One problem is that we'd need this timeout potentially for every wait in the start/stop broadcast/observe tasks, and potentially others like write tasks if the user also uses the remote light etc.

So maybe it is more practical to just fix forced hub shutdown instead.

laurensvalk commented 5 months ago

@dlech - why does the pb_type_Remote_cleanup use MICROPY_EVENT_POLL_HOOK but pb_type_BLE_cleanup uses MICROPY_VM_HOOK_LOOP?

Would MICROPY_EVENT_POLL_HOOK not be an issue since we call pb_type_Remote_cleanup after run_user_program completes, so outside of any nlr.

I suppose the same question applies to mp_hal_stdout_tx_flush. It uses MICROPY_EVENT_POLL_HOOK but we also call it once outside of the nlr buffer.

EDIT: I replaced these three wait loops by a single loop with only MICROPY_VM_HOOK_LOOP.

BertLindeman commented 5 months ago

Would you be interested in a program that stalls in seconds? The first test RED in 1 second, second RED in 3 seconds. Third test GREEN in 10 seconds, Fouth 3 seconds RED

Laurens program plus BT stop broadcasting after each broadcast ```python """Do a reset after each broadcast and see if this runs longer or not """ from pybricks.hubs import TechnicHub # from pybricks.parameters import Axis from pybricks.parameters import Color from urandom import choice # from pybricks.tools import wait, StopWatch from pybricks import version print(version) # Set up all devices. HUB = TechnicHub(broadcast_channel=1, observe_channels=[2, 3]) print('\nThis is HUB "' + str(HUB.system.name()) + '" as a ' + version[0]) print('\tBluetooth chip version "' + str(HUB.ble.version()) + '"') print("\tbattery voltage:\t", HUB.battery.voltage(), "mV") # Initialize variables. # watch = StopWatch() bool2 = 0 # The main program starts here. while True: bool2 = choice([True, False]) HUB.light.on(Color(120, 100, 50)) # green HUB.ble.broadcast([bool2, choice(['abcdefghijkl', 'ghijklabcdef'])]) # same data size and type all the time # reset the bluetoothchip every broadcast HUB.light.on(Color.RED) HUB.ble.broadcast(None) HUB.light.on(Color.MAGENTA) ```

[EDIT} updated BT reset to BT stop broadcasting

laurensvalk commented 5 months ago

Thank you. By the way, hub.ble.broadcast(None) does not reset the chip. It just stops broadcasting.

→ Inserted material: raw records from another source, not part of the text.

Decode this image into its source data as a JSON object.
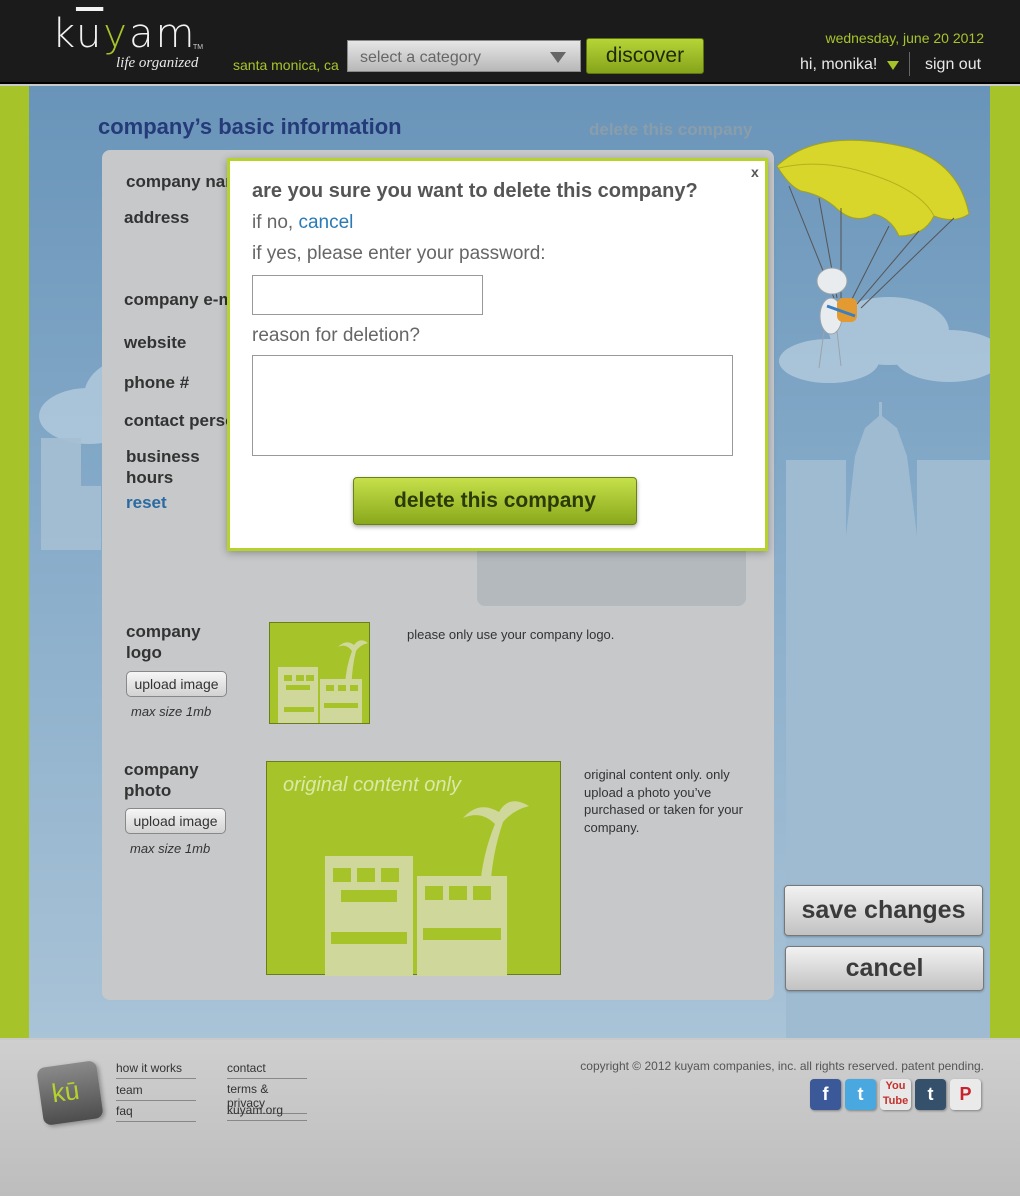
{
  "header": {
    "logo": "kuyam",
    "logo_tm": "TM",
    "tagline": "life organized",
    "location": "santa monica, ca",
    "category_placeholder": "select a category",
    "discover_label": "discover",
    "date": "wednesday, june 20 2012",
    "greeting": "hi, monika!",
    "signout_label": "sign out"
  },
  "page": {
    "heading": "company’s basic information",
    "delete_link": "delete this company",
    "fields": {
      "company_name": "company name",
      "address": "address",
      "company_email": "company e-mail",
      "website": "website",
      "phone": "phone #",
      "contact_person": "contact person",
      "business_hours": "business hours",
      "reset": "reset"
    },
    "logo_section": {
      "label": "company logo",
      "upload_label": "upload image",
      "max_size": "max size 1mb",
      "note": "please only use your company logo."
    },
    "photo_section": {
      "label": "company photo",
      "upload_label": "upload image",
      "max_size": "max size 1mb",
      "placeholder_caption": "original content only",
      "note": "original content only. only upload a photo you’ve purchased or taken for your company."
    },
    "save_label": "save changes",
    "cancel_label": "cancel"
  },
  "modal": {
    "close": "x",
    "question": "are you sure you want to delete this company?",
    "if_no": "if no,",
    "cancel_link": "cancel",
    "password_prompt": "if yes, please enter your password:",
    "password_value": "",
    "reason_prompt": "reason for deletion?",
    "reason_value": "",
    "confirm_label": "delete this company"
  },
  "footer": {
    "links_col1": [
      "how it works",
      "team",
      "faq"
    ],
    "links_col2": [
      "contact",
      "terms & privacy",
      "kuyam.org"
    ],
    "copyright": "copyright © 2012 kuyam companies, inc. all rights reserved. patent pending.",
    "social": [
      "facebook-icon",
      "twitter-icon",
      "youtube-icon",
      "tumblr-icon",
      "pinterest-icon"
    ]
  },
  "colors": {
    "brand_green": "#a6c42a",
    "header_bg": "#1b1b1b",
    "heading_blue": "#253a78",
    "link_blue": "#2a7ab5"
  }
}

laurensvalk commented 5 months ago

@BertLindeman @JJHackimoto - We've added some updates to make sure that the hub can at least shutdown when this happens. By pressing the button for three seconds. No need to pull any batteries.

https://github.com/pybricks/pybricks-micropython/pull/245

The CI is getting stuck for some reason, so here is the prebuilt firmware with the shutdown fix: firmware.zip

BertLindeman commented 5 months ago

Test above in this post with "stop broadcast" after each broadcast, stops (in RED this first test) and "hold button" nicely stops the hub.

Will run other tests, that will take more time..

laurensvalk commented 5 months ago

Build links in https://github.com/pybricks/pybricks-micropython/pull/245 are fixed, so firmware for all hubs is ready for testing.

Also a bonus feature we got as part of this cleanup: You can now call .disconnect() on the Remote to disconnect it.

dlech commented 5 months ago

EDIT: I replaced these three wait loops by a single loop with only MICROPY_VM_HOOK_LOOP.

Sounds reasonable for the way we currently use these functions.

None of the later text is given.